Q: In June 2012, WITNESS co-hosted in Indonesia a global gathering of organisations that use video for activism. Do you think that human rights advocacy videos are more effective in some regions/cultures than in others?
A: Context, including but not limited to region and culture, is paramount to all aspects of video advocacy. It is critical when evaluating not only if video is the right tool, but how and when it should best be used and to what ends.
Though each situation is unique – the challenges a Syrian advocate faces in documenting war crimes is drastically different than a youth organiser using video to increase funding for her library, for example – there are universal considerations around security of all involved, as well as determining the goal, audience and primary message you want to convey to your intended audience.
Q: Part of video’s communication strength lies in its power to stimulate strong emotive reactions. Do you think this can sometimes cause an oversimplified understanding of a situation, driven only by the emotion of the moment?
A: Any advocacy effort – be it in writing, in video, or in person – runs the risk of over-simplifying a complex situation. So advocacy in all forms must be very careful to convey issues responsibly.
Because it communicates on so many levels, video has a unique and powerful way of conveying a nuanced and complete picture. Video has the power to bring its audience into a specific time and place, to connect with people affected by a situation, hear their stories and learn directly from them what changes they want to see. The power of personal stories that engage, move and inspire the audiences they are intended for is what can catapult the desired action.
At WITNESS, we consider it vitally important that those affected by human rights violations are telling their own stories. We can provide training on creating videos and on building advocacy campaigns, but we cannot and should not tell the story ourselves.

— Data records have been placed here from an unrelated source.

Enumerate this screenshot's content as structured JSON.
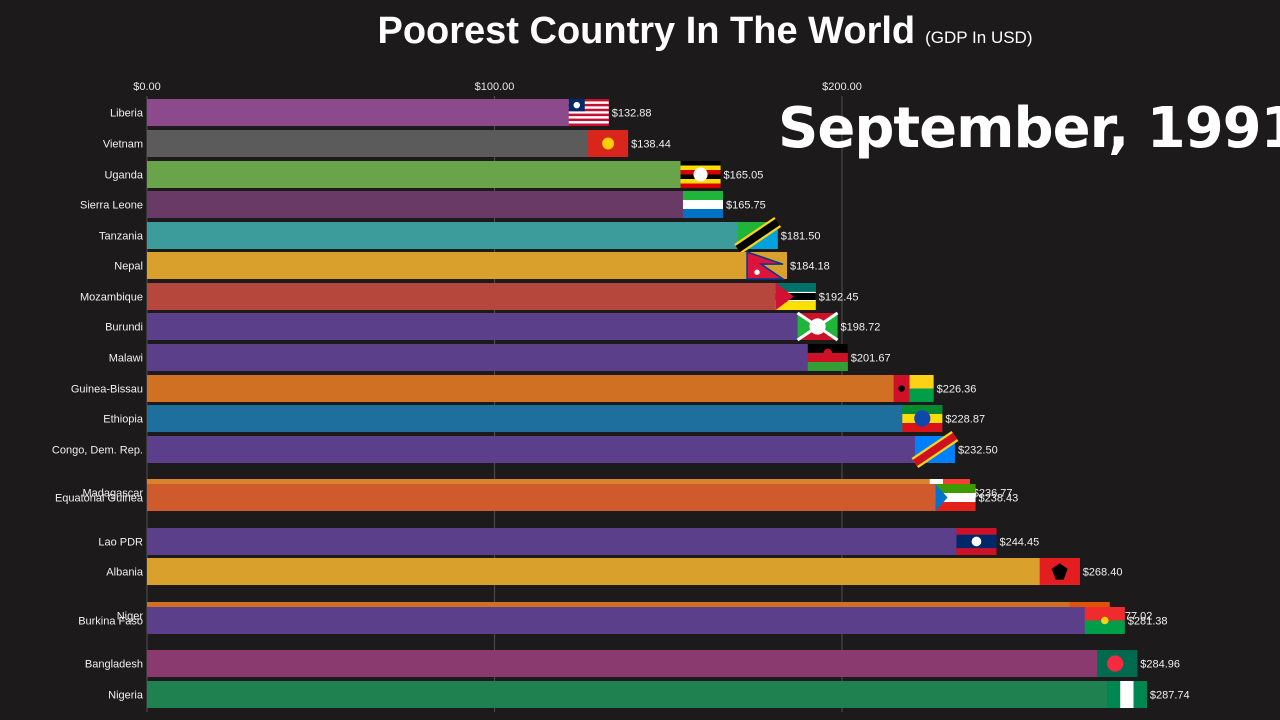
{
  "title": "Poorest Country In The World",
  "subtitle": "(GDP In USD)",
  "period": "September, 1991",
  "chart_data": {
    "type": "bar",
    "orientation": "horizontal",
    "title": "Poorest Country In The World",
    "subtitle": "(GDP In USD)",
    "xlim": [
      0,
      288
    ],
    "x_ticks": [
      0,
      100,
      200
    ],
    "x_tick_labels": [
      "$0.00",
      "$100.00",
      "$200.00"
    ],
    "grid": true,
    "bars": [
      {
        "name": "Liberia",
        "value": 132.88,
        "label": "$132.88",
        "color": "#8c4a8d",
        "flag": "liberia-flag"
      },
      {
        "name": "Vietnam",
        "value": 138.44,
        "label": "$138.44",
        "color": "#5b5b5b",
        "flag": "vietnam-flag"
      },
      {
        "name": "Uganda",
        "value": 165.05,
        "label": "$165.05",
        "color": "#6aa44a",
        "flag": "uganda-flag"
      },
      {
        "name": "Sierra Leone",
        "value": 165.75,
        "label": "$165.75",
        "color": "#6a3a66",
        "flag": "sierra-leone-flag"
      },
      {
        "name": "Tanzania",
        "value": 181.5,
        "label": "$181.50",
        "color": "#3c9b9b",
        "flag": "tanzania-flag"
      },
      {
        "name": "Nepal",
        "value": 184.18,
        "label": "$184.18",
        "color": "#d9a12b",
        "flag": "nepal-flag"
      },
      {
        "name": "Mozambique",
        "value": 192.45,
        "label": "$192.45",
        "color": "#b5473c",
        "flag": "mozambique-flag"
      },
      {
        "name": "Burundi",
        "value": 198.72,
        "label": "$198.72",
        "color": "#5c3f8a",
        "flag": "burundi-flag"
      },
      {
        "name": "Malawi",
        "value": 201.67,
        "label": "$201.67",
        "color": "#5c3f8a",
        "flag": "malawi-flag"
      },
      {
        "name": "Guinea-Bissau",
        "value": 226.36,
        "label": "$226.36",
        "color": "#cf7023",
        "flag": "guinea-bissau-flag"
      },
      {
        "name": "Ethiopia",
        "value": 228.87,
        "label": "$228.87",
        "color": "#1f6f9e",
        "flag": "ethiopia-flag"
      },
      {
        "name": "Congo, Dem. Rep.",
        "value": 232.5,
        "label": "$232.50",
        "color": "#5c3f8a",
        "flag": "congo-flag"
      },
      {
        "name": "Madagascar",
        "value": 236.77,
        "label": "$236.77",
        "color": "#d9822b",
        "flag": "madagascar-flag"
      },
      {
        "name": "Equatorial Guinea",
        "value": 238.43,
        "label": "$238.43",
        "color": "#cf5a2b",
        "flag": "equatorial-guinea-flag"
      },
      {
        "name": "Lao PDR",
        "value": 244.45,
        "label": "$244.45",
        "color": "#5c3f8a",
        "flag": "lao-flag"
      },
      {
        "name": "Albania",
        "value": 268.4,
        "label": "$268.40",
        "color": "#d9a12b",
        "flag": "albania-flag"
      },
      {
        "name": "Niger",
        "value": 277.02,
        "label": "$277.02",
        "color": "#cf7023",
        "flag": "niger-flag"
      },
      {
        "name": "Burkina Faso",
        "value": 281.38,
        "label": "$281.38",
        "color": "#5c3f8a",
        "flag": "burkina-faso-flag"
      },
      {
        "name": "Bangladesh",
        "value": 284.96,
        "label": "$284.96",
        "color": "#8a3a6e",
        "flag": "bangladesh-flag"
      },
      {
        "name": "Nigeria",
        "value": 287.74,
        "label": "$287.74",
        "color": "#1f8050",
        "flag": "nigeria-flag"
      }
    ]
  }
}
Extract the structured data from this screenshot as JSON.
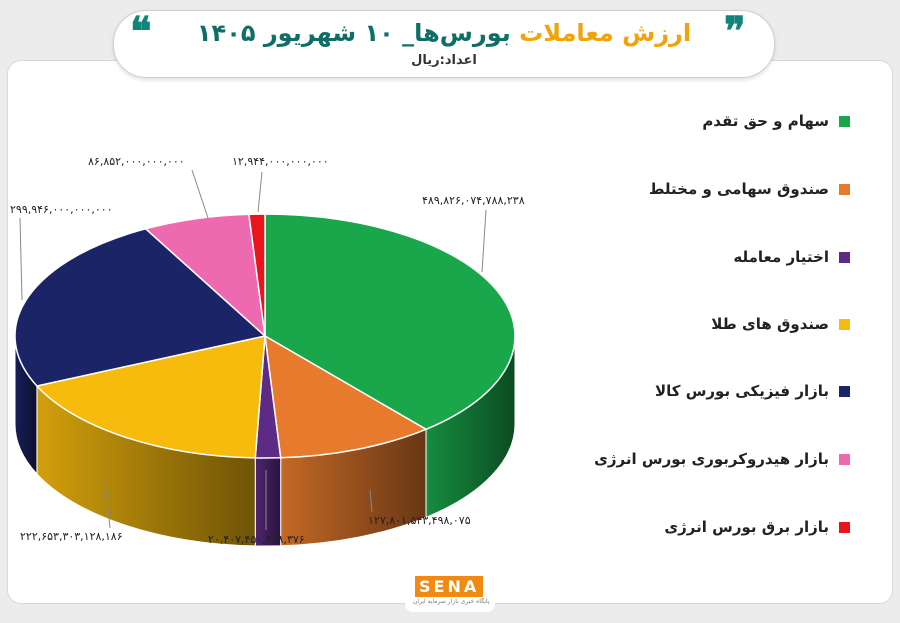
{
  "header": {
    "title_part1": "ارزش معاملات",
    "title_part2": "بورس‌ها_ ۱۰ شهریور ۱۴۰۵",
    "subtitle": "اعداد:ریال",
    "quote_left": "❝",
    "quote_right": "❞"
  },
  "logo": {
    "text": "SENA",
    "subtitle": "پایگاه خبری بازار سرمایه ایران"
  },
  "colors": {
    "green": "#1aa64a",
    "orange": "#e77a2c",
    "purple": "#5d2a86",
    "yellow": "#f7bb0e",
    "navy": "#1b2467",
    "pink": "#ee6ab0",
    "red": "#e8161b"
  },
  "chart_data": {
    "type": "pie",
    "title": "ارزش معاملات بورس‌ها_ ۱۰ شهریور ۱۴۰۵",
    "unit": "اعداد:ریال",
    "legend_position": "right",
    "slices": [
      {
        "name": "سهام و حق تقدم",
        "value": 489826074788238,
        "label": "۴۸۹,۸۲۶,۰۷۴,۷۸۸,۲۳۸",
        "color": "#1aa64a"
      },
      {
        "name": "صندوق سهامی و مختلط",
        "value": 127801543498075,
        "label": "۱۲۷,۸۰۱,۵۴۳,۴۹۸,۰۷۵",
        "color": "#e77a2c"
      },
      {
        "name": "اختیار معامله",
        "value": 20407450498376,
        "label": "۲۰,۴۰۷,۴۵۰,۴۹۸,۳۷۶",
        "color": "#5d2a86"
      },
      {
        "name": "صندوق های طلا",
        "value": 222653303128186,
        "label": "۲۲۲,۶۵۳,۳۰۳,۱۲۸,۱۸۶",
        "color": "#f7bb0e"
      },
      {
        "name": "بازار فیزیکی بورس کالا",
        "value": 299946000000000,
        "label": "۲۹۹,۹۴۶,۰۰۰,۰۰۰,۰۰۰",
        "color": "#1b2467"
      },
      {
        "name": "بازار هیدروکربوری بورس انرژی",
        "value": 86852000000000,
        "label": "۸۶,۸۵۲,۰۰۰,۰۰۰,۰۰۰",
        "color": "#ee6ab0"
      },
      {
        "name": "بازار برق بورس انرژی",
        "value": 12944000000000,
        "label": "۱۲,۹۴۴,۰۰۰,۰۰۰,۰۰۰",
        "color": "#e8161b"
      }
    ]
  }
}
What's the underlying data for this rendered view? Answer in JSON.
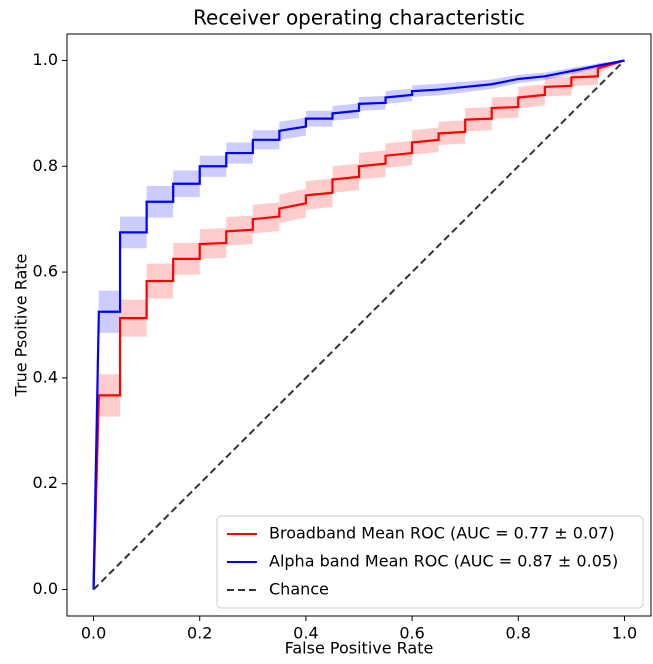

Q: In your opinion, in today’s overload of data and images, do advocacy videos risk losing their power of driving attention to human rights issues?
A: In 2012, there were over 350,000 hours of Syria-related human rights footage uploaded to YouTube alone. Is that a problem? Certainly not. But it does require that we work differently.
Oversaturation is a consideration in WITNESS’ training materials – we firmly believe that careful strategy is necessary to maximise impact. We teach activists to focus on a particular audience that can take a specific action, and we train them to create videos that will affect that audience, and to get their videos in front of those eyes.
Curation and contextualisation are two other remedies. The challenge is to make sure that viewers can make sense of what happened in the footage they see. This is one reason WITNESS, in partnership with Storyful, launched the Human Rights Channel on YouTube – to verify, curate, and amplify the most powerful human rights content.
Q: What are the challenges and opportunities ahead for WITNESS’s work?
A: The greatest challenge for our work is scaling it up to properly educate the millions of people who now have cameras in their pockets and are willing to use them to document human rights abuses.
Video advocacy has evolved in leaps and bounds with the growth of easy-to-use and affordable cameras and the explosion of video-enabled cell phones, not to mention the growth of social media and video sharing platforms. This is creating enormous opportunities for video advocates to create, curate and share stories that we may never have seen or heard previously.
Thankfully, it is harder and harder to hide human rights violations.